Die Retter Die Retter helfen — aber nicht immer, weil sie darum gebeten werden. Sie helfen, weil sie sich gebraucht fühlen müssen, oder weil sie ihre eigenen Probleme vermeiden, indem sie sich auf die anderer konzentrieren.

"Ich helfe dir nur." "Ich mache immer alles für andere." "Niemand anders übernimmt Verantwortung."

Retter fühlen sich oft ausgenutzt — und können in die Rolle des Verfolgers wechseln.

Die Rollen sind nicht festgelegt

Das Wichtigste am Drama-Dreieck ist, dass die Rollen wechseln. Dieselbe Person kann morgens ein Opfer sein, mittags ein Retter und abends ein Verfolger.

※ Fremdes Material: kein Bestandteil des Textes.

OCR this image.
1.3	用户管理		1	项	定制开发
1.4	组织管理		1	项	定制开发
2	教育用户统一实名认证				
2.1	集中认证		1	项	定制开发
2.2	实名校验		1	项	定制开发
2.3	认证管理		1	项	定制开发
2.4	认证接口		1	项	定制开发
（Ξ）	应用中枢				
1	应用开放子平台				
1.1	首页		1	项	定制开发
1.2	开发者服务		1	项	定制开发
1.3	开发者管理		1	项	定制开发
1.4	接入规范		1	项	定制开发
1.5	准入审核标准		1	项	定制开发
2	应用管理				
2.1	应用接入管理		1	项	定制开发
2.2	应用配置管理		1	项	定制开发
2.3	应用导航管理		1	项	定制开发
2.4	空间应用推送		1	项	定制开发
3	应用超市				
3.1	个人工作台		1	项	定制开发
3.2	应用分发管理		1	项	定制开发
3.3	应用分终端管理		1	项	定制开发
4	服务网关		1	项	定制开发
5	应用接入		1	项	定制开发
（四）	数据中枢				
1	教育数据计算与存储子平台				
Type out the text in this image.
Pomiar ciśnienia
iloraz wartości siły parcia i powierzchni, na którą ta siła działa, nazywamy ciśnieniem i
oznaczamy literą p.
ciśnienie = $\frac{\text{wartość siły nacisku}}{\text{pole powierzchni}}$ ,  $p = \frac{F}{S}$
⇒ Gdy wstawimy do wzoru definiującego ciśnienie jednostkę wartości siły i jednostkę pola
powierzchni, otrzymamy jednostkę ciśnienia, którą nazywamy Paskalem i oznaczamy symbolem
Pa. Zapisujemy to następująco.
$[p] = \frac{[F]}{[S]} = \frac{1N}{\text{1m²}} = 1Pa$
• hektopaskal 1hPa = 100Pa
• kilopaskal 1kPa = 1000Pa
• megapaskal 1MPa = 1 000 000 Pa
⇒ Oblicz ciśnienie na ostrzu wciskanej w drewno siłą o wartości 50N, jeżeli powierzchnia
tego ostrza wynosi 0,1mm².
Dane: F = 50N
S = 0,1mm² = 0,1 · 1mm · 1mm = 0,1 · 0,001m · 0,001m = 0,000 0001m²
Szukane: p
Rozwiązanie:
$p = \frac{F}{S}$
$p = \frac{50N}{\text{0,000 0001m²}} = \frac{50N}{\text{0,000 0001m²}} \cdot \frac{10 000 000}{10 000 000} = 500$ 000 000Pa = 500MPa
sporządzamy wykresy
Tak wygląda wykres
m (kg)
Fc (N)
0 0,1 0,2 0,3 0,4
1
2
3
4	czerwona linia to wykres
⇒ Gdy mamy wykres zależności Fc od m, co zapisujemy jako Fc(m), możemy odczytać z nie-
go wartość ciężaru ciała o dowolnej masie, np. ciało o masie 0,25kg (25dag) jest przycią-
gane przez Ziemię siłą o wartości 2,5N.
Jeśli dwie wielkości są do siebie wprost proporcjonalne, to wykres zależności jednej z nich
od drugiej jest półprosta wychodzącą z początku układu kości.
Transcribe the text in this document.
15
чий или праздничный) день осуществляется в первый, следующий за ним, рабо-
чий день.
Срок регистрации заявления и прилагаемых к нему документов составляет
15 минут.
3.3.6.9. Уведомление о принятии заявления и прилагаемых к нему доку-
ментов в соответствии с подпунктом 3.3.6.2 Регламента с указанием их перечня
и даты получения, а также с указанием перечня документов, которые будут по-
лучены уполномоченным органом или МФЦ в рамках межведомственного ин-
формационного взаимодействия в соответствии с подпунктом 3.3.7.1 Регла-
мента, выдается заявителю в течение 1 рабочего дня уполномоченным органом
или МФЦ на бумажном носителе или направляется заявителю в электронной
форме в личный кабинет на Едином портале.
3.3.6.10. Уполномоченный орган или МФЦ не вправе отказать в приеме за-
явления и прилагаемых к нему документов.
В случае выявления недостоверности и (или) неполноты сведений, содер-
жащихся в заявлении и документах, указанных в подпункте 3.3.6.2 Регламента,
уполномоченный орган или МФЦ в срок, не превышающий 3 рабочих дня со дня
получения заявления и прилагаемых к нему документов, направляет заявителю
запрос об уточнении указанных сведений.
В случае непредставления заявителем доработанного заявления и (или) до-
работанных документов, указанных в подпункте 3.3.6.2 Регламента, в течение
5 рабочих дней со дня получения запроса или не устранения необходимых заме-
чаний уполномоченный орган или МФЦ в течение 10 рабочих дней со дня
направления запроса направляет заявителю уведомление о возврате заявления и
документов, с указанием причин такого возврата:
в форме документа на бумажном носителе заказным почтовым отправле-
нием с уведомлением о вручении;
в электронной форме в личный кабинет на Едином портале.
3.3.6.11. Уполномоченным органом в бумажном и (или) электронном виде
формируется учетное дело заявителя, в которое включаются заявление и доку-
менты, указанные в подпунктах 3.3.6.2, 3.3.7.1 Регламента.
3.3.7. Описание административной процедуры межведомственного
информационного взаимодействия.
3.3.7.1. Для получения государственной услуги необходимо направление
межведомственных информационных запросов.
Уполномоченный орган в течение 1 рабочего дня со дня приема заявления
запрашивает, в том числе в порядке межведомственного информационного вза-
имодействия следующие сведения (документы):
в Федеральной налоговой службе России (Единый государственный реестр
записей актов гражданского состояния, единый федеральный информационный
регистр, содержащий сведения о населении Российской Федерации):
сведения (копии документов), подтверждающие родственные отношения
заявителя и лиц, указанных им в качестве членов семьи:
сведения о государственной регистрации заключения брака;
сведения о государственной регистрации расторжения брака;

Und alle drei Rollen erhalten das Drama aufrecht. Sogar die Retter — obwohl sie es gut meinen — hindern andere daran, Verantwortung für ihr eigenes Leben zu übernehmen.

Der Weg aus dem Dreieck

Bewusstsein ist der erste Schritt. Wenn du erkennen kannst, welche Rolle du gerade spielst — in diesem Moment — kannst du anfangen, anders zu wählen.

Das Opfer kann anfangen, Verantwortung zu übernehmen: "Was kann ich selbst tun?" Der Verfolger kann Grenzen ohne Aggression setzen: "Das akzeptiere ich nicht." Der Retter kann fragen: "Hast du mich um Hilfe gebeten?"

Fragen zur Reflexion Welche Rolle spielst du am häufigsten? In welchen Beziehungen siehst du das am meisten? Kennst du das Muster aus deiner Familie?